Barr menace d’une hausse « décisive » si l’inflation ne recule pas. Les paris grimpent à 72% pour 2026. Le 15 septembre pourrait tout faire basculer…

Et si la prochaine décision de la Réserve fédérale n’était plus une simple pause, mais un vrai coup de frein ? Ce 1er septembre 2026, Michael Barr a posé une phrase qui a fait basculer les salles de marché : si l’inflation ne se calme pas assez vite, il faudra monter les taux sans tarder. Dans la foulée, les traders de Polymarket ont poussé à 72 % la probabilité d’au moins une hausse avant la fin de l’année. Le débat n’est plus théorique. Il touche l’emploi, le pétrole, l’intelligence artificielle, le dollar et, en cascade, le Bitcoin.

Pourquoi Cette Alerte Change Le Calendrier De Septembre

On aurait pu croire que le dossier était classé. Après le pic de plus de 7 % en 2022, l’inflation américaine était redescendue un peu au-dessus de 2 % en 2024. Puis 2025 a tout figé. Les droits de douane, le conflit au Moyen-Orient et la dépense liée à l’expansion très rapide de l’intelligence artificielle ont remis de la pression sur les prix. Barr le dit sans détour : l’inflation reste trop élevée depuis plus de cinq ans par rapport à l’objectif de 2 %.

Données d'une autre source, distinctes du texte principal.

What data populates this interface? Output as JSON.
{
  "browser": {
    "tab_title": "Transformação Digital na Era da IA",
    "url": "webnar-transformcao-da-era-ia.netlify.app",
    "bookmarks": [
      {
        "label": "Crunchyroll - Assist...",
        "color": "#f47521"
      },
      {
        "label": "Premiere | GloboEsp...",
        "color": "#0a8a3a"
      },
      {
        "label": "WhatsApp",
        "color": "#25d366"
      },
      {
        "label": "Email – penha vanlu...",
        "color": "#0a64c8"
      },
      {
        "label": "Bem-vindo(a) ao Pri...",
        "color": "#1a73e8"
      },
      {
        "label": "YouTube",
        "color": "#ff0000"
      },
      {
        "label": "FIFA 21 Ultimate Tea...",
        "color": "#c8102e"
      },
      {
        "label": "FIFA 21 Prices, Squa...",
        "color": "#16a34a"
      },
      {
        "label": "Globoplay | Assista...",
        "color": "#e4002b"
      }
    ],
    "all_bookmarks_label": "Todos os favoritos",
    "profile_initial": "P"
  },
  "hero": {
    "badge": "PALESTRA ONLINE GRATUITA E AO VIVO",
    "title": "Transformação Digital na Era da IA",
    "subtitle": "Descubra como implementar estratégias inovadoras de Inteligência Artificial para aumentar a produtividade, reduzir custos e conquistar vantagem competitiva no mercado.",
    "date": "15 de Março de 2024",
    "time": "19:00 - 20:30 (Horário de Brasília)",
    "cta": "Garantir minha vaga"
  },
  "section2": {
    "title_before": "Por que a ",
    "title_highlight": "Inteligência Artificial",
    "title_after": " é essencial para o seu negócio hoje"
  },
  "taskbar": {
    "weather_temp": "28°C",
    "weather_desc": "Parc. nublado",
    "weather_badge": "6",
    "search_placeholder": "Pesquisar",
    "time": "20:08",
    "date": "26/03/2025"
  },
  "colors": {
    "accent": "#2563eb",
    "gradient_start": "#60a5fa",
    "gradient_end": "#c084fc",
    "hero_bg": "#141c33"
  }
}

Le gouverneur s’exprimait au Second Chance Lending Forum, à Washington, dans des remarques préparées. Il a d’abord rappelé que le comité a encore le temps de regarder les chiffres avant la réunion des 15 et 16 septembre. Puis il a dessiné deux chemins, presque trop clairs pour être rassurants.

Si les tendances des données me donnent une certaine confiance que l’inflation se modère sur une trajectoire vers 2 %, alors je pense que nous pouvons prendre un peu plus de temps pour évaluer notre orientation. En revanche, si l’inflation ne semble pas se modérer suffisamment, alors je pense que nous devons agir de manière décisive pour relever les taux.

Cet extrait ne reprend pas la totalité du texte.